Stephan Joubert Cash is king he Receiver tends to agree 22Nov2023

Cash is king - the Receiver tends to agree

By Stephan Joubert (CFP®)

It is that time of the year and the king has come to collect his dues. We find ourselves crunching numbers and frantically looking for anything that resembles a supporting document in a desperate effort to only pay what we deem to be due to the South African Revenue Service (SARS). Despite all our efforts we may find that we still owe the Receiver a pretty penny. Why?

When we focus our attention on the Income Tax Act’s definition of Gross Income we find that SARS wants their share of much more than just our hard-earned salaries. As per section 1(1) of the Income Tax Act the term Gross Income can be broadly defined as the total amount in cash or otherwise, received or accrued to a resident during a year of assessment which is not of a capital nature. A South African tax resident needs to bear in mind that this is also applicable to your worldwide income. This means that you are taxed on employment remuneration, commission income, fringe benefits, rental income, income from speculative trading, income generated from side-hustles and yes, even on the interest generated from your retirement nest egg.

We find that saving is a daunting task for the working class, especially during these tumultuous times. It requires an immense amount of discipline and constantly keeping your eye on your individual goals and objectives. It is demoralizing to say the least when we find out that the Receiver also wants a piece of the pie.

For this reason, it is of great importance that we remain vigilant of the effect of taxes on our investment portfolio.

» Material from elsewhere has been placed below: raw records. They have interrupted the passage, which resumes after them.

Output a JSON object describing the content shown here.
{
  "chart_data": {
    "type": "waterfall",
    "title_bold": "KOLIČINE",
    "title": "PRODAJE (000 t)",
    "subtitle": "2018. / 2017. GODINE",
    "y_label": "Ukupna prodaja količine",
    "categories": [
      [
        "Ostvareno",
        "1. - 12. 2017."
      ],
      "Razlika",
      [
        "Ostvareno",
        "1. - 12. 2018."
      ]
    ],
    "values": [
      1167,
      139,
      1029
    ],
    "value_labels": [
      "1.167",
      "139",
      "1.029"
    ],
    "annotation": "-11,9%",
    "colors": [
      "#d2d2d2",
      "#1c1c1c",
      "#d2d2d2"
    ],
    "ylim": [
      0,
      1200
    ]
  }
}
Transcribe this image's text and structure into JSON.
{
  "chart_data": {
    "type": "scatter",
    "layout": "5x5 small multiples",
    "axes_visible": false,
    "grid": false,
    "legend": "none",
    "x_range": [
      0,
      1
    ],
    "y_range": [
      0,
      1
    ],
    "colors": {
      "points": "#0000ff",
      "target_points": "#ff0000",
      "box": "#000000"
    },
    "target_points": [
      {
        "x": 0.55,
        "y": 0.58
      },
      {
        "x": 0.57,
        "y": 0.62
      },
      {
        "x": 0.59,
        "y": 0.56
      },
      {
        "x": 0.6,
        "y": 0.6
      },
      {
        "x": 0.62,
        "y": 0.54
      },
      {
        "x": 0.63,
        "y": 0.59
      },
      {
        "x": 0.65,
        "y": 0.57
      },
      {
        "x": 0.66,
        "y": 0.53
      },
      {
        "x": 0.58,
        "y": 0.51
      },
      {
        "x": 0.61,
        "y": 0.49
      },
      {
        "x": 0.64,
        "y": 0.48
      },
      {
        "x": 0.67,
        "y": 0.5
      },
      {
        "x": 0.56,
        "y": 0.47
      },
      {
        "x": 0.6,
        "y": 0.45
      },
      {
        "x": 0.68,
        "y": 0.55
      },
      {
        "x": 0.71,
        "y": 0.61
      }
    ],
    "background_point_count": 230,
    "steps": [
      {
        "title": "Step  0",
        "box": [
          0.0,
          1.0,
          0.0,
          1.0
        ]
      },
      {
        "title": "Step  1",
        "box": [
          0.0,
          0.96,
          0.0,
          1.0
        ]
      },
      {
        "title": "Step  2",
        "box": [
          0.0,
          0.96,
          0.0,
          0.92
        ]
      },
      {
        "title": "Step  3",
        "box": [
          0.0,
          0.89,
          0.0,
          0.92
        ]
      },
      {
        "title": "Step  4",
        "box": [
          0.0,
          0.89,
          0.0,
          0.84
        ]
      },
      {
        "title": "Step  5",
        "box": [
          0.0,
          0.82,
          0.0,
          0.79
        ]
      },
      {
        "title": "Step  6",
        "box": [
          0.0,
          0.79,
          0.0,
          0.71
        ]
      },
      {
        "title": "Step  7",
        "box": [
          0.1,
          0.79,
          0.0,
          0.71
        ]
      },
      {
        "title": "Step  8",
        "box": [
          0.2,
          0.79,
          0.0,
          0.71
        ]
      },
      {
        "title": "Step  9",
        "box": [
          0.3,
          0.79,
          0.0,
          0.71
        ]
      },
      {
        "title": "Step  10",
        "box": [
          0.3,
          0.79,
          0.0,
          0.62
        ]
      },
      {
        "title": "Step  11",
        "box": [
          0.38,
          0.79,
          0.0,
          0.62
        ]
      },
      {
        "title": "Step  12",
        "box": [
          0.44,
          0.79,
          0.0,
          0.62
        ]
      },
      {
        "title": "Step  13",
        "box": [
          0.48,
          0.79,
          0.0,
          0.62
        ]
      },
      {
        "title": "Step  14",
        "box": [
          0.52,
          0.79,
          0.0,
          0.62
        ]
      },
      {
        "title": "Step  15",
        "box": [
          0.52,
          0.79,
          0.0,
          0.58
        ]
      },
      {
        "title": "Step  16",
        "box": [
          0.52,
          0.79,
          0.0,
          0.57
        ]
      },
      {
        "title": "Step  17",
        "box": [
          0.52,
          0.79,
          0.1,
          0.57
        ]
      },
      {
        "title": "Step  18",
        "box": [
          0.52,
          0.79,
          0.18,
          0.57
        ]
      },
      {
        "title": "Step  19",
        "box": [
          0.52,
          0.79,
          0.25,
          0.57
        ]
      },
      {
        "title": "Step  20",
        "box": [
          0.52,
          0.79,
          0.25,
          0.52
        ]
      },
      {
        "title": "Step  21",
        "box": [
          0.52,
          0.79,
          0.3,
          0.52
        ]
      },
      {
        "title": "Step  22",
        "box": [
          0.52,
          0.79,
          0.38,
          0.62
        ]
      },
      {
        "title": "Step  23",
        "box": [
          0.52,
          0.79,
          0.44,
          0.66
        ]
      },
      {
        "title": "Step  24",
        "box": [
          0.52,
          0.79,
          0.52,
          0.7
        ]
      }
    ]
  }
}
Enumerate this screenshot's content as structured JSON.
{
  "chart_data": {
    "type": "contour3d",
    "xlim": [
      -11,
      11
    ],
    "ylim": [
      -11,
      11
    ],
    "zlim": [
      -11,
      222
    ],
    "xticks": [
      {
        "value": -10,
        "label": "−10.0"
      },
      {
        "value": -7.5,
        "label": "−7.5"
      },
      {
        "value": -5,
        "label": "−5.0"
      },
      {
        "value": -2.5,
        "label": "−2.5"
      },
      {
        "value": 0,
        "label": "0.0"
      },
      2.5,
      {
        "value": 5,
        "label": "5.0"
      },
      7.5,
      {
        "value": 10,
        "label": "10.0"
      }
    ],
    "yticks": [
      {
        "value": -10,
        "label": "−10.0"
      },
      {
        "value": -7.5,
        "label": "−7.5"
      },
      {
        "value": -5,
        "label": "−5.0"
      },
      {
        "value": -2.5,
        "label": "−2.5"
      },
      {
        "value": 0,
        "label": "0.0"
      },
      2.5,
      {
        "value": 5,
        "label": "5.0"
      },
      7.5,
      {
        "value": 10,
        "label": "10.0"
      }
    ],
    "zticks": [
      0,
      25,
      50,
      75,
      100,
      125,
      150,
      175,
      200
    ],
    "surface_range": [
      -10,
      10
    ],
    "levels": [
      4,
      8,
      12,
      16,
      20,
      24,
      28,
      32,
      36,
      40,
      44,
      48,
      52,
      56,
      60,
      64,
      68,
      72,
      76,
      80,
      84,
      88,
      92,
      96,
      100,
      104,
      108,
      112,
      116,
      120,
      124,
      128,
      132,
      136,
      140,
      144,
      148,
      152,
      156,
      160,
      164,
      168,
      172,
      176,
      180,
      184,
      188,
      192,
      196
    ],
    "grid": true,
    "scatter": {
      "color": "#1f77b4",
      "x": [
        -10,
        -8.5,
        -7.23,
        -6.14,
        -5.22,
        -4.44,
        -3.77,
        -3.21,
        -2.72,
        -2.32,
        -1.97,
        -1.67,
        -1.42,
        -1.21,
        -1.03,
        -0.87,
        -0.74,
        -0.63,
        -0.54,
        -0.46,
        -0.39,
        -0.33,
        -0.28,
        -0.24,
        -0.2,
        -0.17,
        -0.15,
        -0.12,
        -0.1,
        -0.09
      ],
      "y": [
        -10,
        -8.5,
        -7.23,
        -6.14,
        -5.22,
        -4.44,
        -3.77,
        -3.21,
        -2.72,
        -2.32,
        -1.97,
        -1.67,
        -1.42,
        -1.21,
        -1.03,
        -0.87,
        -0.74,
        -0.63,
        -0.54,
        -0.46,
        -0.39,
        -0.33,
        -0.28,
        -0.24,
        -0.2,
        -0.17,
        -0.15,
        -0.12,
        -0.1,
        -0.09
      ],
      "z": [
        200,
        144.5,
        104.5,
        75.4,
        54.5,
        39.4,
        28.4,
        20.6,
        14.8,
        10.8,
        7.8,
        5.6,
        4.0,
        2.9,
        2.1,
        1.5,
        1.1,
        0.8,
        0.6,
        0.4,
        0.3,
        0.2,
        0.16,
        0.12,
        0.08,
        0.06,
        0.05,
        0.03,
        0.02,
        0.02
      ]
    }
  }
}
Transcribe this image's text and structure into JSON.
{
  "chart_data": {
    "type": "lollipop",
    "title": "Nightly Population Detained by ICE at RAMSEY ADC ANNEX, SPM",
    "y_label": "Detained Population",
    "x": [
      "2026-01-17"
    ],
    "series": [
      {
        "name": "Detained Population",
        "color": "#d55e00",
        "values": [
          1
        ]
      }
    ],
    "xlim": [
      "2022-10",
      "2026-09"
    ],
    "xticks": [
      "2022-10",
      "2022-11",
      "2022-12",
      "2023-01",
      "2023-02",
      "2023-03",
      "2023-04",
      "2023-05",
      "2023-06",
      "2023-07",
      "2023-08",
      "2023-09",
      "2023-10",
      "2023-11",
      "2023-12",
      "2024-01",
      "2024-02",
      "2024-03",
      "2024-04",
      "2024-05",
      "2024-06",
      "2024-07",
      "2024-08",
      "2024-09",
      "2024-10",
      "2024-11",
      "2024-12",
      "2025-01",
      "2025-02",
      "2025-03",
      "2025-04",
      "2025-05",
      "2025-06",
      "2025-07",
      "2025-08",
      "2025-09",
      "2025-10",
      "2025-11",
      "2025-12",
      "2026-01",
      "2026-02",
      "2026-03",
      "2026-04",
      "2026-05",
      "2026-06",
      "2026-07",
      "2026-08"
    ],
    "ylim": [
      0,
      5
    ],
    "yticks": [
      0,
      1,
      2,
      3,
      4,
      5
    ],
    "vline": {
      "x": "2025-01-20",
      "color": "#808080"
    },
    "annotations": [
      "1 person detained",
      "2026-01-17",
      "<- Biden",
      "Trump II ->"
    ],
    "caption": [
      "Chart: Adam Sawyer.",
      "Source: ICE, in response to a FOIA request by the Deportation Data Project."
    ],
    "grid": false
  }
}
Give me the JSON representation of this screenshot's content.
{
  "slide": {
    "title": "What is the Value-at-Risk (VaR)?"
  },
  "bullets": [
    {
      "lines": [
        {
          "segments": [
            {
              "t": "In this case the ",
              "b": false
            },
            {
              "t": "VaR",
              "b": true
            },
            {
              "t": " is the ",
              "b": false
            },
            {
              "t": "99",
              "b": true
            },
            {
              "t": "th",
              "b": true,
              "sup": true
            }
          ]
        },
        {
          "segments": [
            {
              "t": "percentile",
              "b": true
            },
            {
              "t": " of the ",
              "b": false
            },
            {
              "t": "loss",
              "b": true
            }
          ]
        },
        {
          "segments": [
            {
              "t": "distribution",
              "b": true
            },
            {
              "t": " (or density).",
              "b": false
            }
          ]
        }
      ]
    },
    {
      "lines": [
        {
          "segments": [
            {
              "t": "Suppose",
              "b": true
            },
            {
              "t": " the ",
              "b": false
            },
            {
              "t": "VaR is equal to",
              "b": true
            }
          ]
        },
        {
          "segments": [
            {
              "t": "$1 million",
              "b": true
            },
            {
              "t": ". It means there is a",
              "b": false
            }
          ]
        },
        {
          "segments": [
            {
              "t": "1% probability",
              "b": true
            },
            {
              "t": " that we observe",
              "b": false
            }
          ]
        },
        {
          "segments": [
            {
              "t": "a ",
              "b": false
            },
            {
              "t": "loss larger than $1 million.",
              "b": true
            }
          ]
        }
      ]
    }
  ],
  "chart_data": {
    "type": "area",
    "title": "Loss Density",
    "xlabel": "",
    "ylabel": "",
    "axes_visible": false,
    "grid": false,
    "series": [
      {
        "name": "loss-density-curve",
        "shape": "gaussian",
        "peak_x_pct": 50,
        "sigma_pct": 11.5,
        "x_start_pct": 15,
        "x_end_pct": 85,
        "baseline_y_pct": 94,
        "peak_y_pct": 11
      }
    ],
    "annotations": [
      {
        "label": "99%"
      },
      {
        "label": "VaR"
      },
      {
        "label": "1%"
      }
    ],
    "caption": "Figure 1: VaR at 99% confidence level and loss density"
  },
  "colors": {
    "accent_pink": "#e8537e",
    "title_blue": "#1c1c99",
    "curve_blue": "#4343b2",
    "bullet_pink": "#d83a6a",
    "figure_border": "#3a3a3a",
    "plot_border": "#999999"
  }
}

A typical, well diversified investment portfolio traditionally consists of asset classes such as cash, bonds, property and equities. Not only are the various asset classes subject to various levels of risk and expected returns, but the different asset classes are also taxed differently.

During times of uncertainty investors’ portfolios tend to be overweight in cash investments. As registered tax practitioners we find that our clients are prompted to declare a surprisingly large amount of interest income to SARS. Remember, interest is regarded as gross income as per the definition. Taxpayers are granted an exemption, but the excess is taxed at your marginal tax rate.

To illustrate this, let’s assume a taxpayer under age 65 at the maximum marginal rate (45%) has R1,000,000 invested in a money market yielding returns of 9% per annum. When he receives his assessment, he finds that he must pay over R 29,790 to the Receiver. Not only could this be a severe blow to already constrained cash flow, but this also translates to roughly 3% cost on your capital.

Incurring unnecessary costs over and above your investment’s Effective Annual Costs (EAC) is one of many factors that may slowly erode the value of a poorly structured investment portfolio. Seeking the advice of a Certified Financial Planner (CFP®) could help in reducing your tax burden and at the same time leave you with more in your retirement pot.